Why would an assault be a federal issue? thought Crimmins, reciter of indictments and an expert in federal law. Then he understood. “I see,” he said wearily. “And you think I was behind this attack.”

“She gave us a statement that the attacker said he worked for you.”

Crimmins blinked. “Me?”

Gianno gave him a description of a young man with the birthmark.

“I don’t know anyone who looks like that. Besides, I wouldn’t threaten anyone.”

“No.” Gianno laughed. “Of course not.”

“Where have you been today?” Hagedorn piped up.

“Home, then I came here.”

“Had to make some phone calls that nobody could hear, did you?” Gianno nodded toward the public phone.

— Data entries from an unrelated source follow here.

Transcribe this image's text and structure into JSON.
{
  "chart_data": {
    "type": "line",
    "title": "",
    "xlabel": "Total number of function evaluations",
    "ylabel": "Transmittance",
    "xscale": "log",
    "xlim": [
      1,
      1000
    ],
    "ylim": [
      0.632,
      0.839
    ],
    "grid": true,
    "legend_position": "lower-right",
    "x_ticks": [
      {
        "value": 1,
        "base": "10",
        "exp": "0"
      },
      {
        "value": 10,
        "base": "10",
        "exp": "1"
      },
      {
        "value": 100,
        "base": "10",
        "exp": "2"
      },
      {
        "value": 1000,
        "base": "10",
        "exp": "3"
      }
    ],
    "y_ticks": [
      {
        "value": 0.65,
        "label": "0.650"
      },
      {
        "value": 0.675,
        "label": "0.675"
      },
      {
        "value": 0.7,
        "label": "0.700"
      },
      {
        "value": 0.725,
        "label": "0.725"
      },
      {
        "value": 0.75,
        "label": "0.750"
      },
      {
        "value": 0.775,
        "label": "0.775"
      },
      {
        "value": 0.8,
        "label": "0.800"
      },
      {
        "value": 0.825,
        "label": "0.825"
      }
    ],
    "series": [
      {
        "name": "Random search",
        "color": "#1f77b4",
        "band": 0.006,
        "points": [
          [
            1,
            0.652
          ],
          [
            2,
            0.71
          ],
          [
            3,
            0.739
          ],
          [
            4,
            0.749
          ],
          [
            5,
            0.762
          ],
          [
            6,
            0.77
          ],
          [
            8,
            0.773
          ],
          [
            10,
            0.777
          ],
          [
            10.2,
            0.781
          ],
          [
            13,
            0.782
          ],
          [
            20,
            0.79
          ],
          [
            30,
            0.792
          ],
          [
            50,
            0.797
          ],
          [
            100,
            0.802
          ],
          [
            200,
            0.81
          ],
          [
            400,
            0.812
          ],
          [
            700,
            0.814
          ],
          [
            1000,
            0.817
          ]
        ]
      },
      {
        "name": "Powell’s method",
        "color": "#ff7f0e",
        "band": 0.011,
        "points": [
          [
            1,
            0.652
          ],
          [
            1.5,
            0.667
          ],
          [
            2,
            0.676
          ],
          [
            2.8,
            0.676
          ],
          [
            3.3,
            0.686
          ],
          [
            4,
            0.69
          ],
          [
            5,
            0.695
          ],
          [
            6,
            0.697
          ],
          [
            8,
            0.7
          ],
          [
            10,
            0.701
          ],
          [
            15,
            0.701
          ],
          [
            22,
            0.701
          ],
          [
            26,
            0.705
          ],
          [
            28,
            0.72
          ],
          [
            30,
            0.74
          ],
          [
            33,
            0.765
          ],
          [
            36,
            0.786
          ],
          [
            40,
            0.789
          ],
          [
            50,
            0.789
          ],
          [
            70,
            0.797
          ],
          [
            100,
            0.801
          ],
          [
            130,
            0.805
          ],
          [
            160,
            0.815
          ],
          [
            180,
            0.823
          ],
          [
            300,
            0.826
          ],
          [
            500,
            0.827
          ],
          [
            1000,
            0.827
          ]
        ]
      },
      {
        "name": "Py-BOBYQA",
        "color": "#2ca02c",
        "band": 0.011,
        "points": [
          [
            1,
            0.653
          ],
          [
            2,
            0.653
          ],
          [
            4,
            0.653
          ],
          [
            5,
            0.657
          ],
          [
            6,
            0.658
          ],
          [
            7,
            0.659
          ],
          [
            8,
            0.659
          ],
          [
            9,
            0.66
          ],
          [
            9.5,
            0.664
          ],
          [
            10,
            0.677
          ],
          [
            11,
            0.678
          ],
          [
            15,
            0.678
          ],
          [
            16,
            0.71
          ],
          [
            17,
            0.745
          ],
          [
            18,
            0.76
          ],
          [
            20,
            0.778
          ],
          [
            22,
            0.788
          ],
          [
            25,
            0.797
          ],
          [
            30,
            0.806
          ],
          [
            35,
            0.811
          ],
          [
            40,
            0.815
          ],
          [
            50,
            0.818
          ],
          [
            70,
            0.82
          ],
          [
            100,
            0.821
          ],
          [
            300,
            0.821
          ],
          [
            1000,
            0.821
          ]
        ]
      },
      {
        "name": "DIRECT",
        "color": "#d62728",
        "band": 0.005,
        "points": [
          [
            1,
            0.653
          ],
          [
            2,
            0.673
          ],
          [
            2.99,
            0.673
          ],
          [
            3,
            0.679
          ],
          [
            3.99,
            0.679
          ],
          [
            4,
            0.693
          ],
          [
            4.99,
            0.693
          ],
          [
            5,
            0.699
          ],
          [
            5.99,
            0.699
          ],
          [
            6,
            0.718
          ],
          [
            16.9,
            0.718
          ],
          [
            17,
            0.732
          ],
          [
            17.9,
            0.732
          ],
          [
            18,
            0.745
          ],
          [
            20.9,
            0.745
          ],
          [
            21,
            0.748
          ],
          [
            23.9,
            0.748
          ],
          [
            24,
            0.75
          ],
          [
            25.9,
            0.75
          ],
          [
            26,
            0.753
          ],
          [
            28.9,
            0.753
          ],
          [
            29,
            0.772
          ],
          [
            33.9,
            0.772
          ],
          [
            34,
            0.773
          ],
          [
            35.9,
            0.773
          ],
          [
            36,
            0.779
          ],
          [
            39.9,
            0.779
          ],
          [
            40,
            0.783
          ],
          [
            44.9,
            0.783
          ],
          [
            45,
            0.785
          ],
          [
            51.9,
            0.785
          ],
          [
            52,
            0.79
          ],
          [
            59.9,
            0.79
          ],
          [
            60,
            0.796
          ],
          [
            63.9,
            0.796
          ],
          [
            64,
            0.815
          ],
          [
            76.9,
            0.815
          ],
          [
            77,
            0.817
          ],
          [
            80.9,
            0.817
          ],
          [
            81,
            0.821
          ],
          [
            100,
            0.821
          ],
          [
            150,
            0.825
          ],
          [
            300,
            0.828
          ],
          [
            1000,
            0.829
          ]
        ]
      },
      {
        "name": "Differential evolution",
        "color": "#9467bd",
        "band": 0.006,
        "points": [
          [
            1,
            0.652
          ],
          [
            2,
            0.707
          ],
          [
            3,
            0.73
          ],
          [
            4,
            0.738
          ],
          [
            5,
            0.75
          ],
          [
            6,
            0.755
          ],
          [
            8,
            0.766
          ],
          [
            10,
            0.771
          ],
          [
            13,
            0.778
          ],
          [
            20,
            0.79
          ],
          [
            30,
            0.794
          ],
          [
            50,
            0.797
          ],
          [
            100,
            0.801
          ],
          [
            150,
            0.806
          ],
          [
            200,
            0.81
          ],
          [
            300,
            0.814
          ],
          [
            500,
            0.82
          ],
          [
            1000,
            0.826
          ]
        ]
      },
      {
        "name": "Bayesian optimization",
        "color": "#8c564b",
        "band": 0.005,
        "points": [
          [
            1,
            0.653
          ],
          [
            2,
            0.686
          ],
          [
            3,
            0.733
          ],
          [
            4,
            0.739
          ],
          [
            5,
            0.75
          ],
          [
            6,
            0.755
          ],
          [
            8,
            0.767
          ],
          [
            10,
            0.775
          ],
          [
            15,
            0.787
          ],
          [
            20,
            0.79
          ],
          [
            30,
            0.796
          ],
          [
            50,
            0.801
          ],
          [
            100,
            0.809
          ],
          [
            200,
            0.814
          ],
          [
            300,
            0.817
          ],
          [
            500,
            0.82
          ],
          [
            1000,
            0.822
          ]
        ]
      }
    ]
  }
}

Crimmins rubbed his finger and thumb together in irritation; the thumbnail turned white under the pressure. “Are you arresting me?”

Hagedorn said, “Will you give us a list of all your employees?”

“I don’t think I have to do that.”

“We hoped you’d be cooperative,” Gianno said.

“It would look better,” his partner offered.

“I don’t really care what anything looks like. I—”

Gianno said to Hagedorn, “Let’s get out of here. This guy’s no help. We’ll follow up with Pellam—”

The blond detective wagged a subtle finger and his partner stopped speaking as if he had caught himself at a social blunder. They looked for a moment at Crimmins, who kept his face blank. The two policemen then walked away.